Rencontre -5-
30/01/2008
Ma rencontre
avec
Alexandre Vialatte
-5-
Mais qui était Vialatte ?
Longtemps on a pensé qu’il était auvergnat, on a cru qu’il était écrivain, certains prétendent l’avoir vu gare de Lyon chaque dimanche apporté sa chronique au wagon postal de 23h15, ils ont imaginé qu’il était chroniqueur au journal la Montagne. On raconte qu’il serait né en 1901 et serait mort en 1971. On raconte qu’il aurait fait découvrir Kafka en France, traduit Nietzsche, Bertold Brecht, Goethe, qu’il aurait frôlé le prix Goncourt avec les Fruits du Congo.

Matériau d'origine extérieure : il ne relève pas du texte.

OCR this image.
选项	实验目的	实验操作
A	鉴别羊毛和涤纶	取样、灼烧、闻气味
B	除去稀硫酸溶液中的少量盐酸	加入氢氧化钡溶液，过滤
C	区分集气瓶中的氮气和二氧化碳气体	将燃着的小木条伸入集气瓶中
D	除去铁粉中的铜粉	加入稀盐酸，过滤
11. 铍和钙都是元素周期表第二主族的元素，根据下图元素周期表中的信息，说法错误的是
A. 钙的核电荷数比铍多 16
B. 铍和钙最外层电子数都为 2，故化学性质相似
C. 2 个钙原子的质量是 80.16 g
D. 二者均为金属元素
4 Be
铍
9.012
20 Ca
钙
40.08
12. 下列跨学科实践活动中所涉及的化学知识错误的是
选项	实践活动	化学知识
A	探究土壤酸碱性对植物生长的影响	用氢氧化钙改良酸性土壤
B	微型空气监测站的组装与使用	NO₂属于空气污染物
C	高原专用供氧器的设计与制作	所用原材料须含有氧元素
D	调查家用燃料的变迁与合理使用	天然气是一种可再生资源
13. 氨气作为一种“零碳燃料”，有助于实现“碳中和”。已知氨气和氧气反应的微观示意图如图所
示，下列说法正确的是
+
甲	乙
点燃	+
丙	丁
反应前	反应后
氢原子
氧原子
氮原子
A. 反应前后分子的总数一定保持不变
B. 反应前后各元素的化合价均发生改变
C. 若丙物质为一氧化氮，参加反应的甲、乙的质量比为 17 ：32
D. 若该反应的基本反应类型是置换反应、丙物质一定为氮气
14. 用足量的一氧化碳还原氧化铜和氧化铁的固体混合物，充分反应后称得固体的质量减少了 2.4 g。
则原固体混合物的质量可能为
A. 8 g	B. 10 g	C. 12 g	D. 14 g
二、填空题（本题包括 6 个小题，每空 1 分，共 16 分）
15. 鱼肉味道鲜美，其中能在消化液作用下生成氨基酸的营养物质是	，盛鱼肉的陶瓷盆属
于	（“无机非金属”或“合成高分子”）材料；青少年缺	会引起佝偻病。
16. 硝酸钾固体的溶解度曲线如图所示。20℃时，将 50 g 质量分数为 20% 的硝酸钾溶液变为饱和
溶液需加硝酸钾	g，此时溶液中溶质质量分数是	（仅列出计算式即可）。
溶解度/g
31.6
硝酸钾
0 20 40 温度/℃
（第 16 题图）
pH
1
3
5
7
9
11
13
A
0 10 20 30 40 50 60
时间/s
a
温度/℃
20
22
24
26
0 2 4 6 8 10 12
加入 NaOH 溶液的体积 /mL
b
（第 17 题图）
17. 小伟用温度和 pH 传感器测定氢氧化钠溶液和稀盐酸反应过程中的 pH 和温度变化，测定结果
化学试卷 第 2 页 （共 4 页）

Pierre Desproges en avait fait son maître, Philippe Meyer aussi… Tout ceci est vrai et bien d’autres choses encore… Avec son œil unique, Vialatte voyait la réalité de mille points de vue, tous très originaux.
A propos de Kafka, on dit que Vialatte aurait mis chez ce grand pessimiste un humour qui manquait. Vrai ou faux ? Ce qui est sûr c’est qu’Alexandre dû insister lourdement pour que Gallimard publie la totalité de l’œuvre du maître pragois. Il disait à Gaston que sa gloire future serait d’avoir publier Proust, Gide et Kafka.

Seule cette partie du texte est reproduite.